What is Asset Allocation?



"Asset Allocation" is the embodiment of and guidance offered by some Nobel Prize-winning portfolio construction/management research:

·        Asset Allocation is how we most prudently aim for either the best gains at a set level of risk or the least amount of risk for a targeted level of gains.
o   Aggressive investors are about 95% stocks and 5% bonds/cash
o   Moderately Aggressive = 80/20
o   Moderate = 60/40
o   Moderately  Conservative = 40/60
o   Conservative = 20/80
o   Most working folks our age and time-horizon are Moderate to Aggressive; most retirees are Conservative.

·        Asset Allocation spreads out our investments across the strategic asset classes and sub-classes thereof:
o   Stocks (large, medium, or small companies... growing companies or well-established money-makers...  USA, developed-market foreign, developing markets...)
o   Bonds (corporate, government, domestic or foreign, high-quality/low-interest or low-quality/high-interest, and so forth)
o   Commodities
o   Cash
o   How much into each determines portfolio.  Generally, high volatility is riskier and low volatility is safer, and more risk is correlated with better returns while less risk usually means lower returns.  A typical retiree needs to be safer, and professional with 20+ years to retirement can probably afford to take more risk.

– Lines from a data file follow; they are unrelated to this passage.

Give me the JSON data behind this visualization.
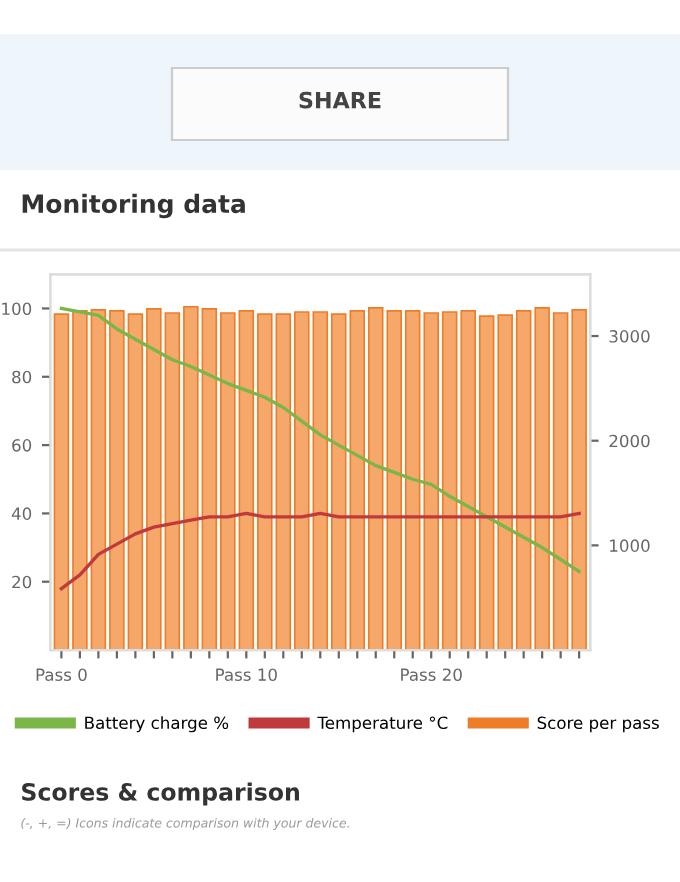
{
  "chart_data": {
    "type": "bar",
    "title": "Monitoring data",
    "categories": [
      "Pass 0",
      null,
      null,
      null,
      null,
      null,
      null,
      null,
      null,
      null,
      "Pass 10",
      null,
      null,
      null,
      null,
      null,
      null,
      null,
      null,
      null,
      "Pass 20",
      null,
      null,
      null,
      null,
      null,
      null,
      null,
      null
    ],
    "series": [
      {
        "name": "Battery charge %",
        "type": "line",
        "color": "#7ab648",
        "values": [
          100,
          99,
          98,
          94,
          91,
          88,
          85,
          83,
          80.5,
          78,
          76,
          74,
          71,
          67,
          63,
          60,
          57,
          54,
          52,
          50,
          48.5,
          45,
          42,
          39,
          36,
          33,
          30,
          26.5,
          23
        ]
      },
      {
        "name": "Temperature °C",
        "type": "line",
        "color": "#c0393b",
        "values": [
          18,
          22,
          28,
          31,
          34,
          36,
          37,
          38,
          39,
          39,
          40,
          39,
          39,
          39,
          40,
          39,
          39,
          39,
          39,
          39,
          39,
          39,
          39,
          39,
          39,
          39,
          39,
          39,
          40
        ]
      },
      {
        "name": "Score per pass",
        "axis": "y2",
        "color": "#f5a86a",
        "values": [
          3210,
          3240,
          3250,
          3240,
          3210,
          3260,
          3220,
          3280,
          3260,
          3220,
          3240,
          3210,
          3210,
          3230,
          3230,
          3210,
          3240,
          3270,
          3240,
          3240,
          3220,
          3230,
          3240,
          3190,
          3200,
          3240,
          3270,
          3220,
          3250
        ]
      }
    ],
    "ylim": [
      0,
      110
    ],
    "yticks": [
      20,
      40,
      60,
      80,
      100
    ],
    "y2lim": [
      0,
      3590
    ],
    "y2ticks": [
      1000,
      2000,
      3000
    ],
    "grid": false,
    "legend": "bottom",
    "annotations": [
      "SHARE",
      "Scores & comparison",
      "(-, +, =) Icons indicate comparison with your device."
    ]
  }
}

·        How to implement Asset Allocation
o   For my clients, I use mutual fund portfolios of my own design, allocated according to the strategic asset allocation guidance of trusted sources (usually it's Ibbotson's work that's now owned by Morningstar).  Specifically, I offer clients my Strategic, Schwab Index, and Flex portfolio models.  Each has a different take on how to implement Asset Allocation.  Strategic III models are my preferred portfolios now.
§  Over time, we'll shift from Aggressive on down to Conservative--the closer you get to retirement, the more conservative.  Usually about every 5-10 years we'll downshift by re-allocating the portfolio.
§  I use best-of-breed mutual funds to populate each part of the Asset Allocation of each model.
o   "Target Date" funds do it all for you ongoing.  You could put everything into a target date fund and leave it there forever, and employer-sponsored retirement plans often offer such and even put you into them automatically.
§  You're in a "The 2045 fund can be used forever by anyone expecting to retire around Year 2045.
§  But they usually use only their own in-house products.  Your Nationwide Destination 2045 fund at work uses only Nationwide products.  The results have been very good lately, but not as good over the long-term.
o   "Allocation Funds" are like Target Date funds in they are total portfolios in one fund, but they don't change over time--an Aggressive allocation fund remain so, so you'd exit that one and move into a Moderate or Conservative fund as you get closer to the retirement year.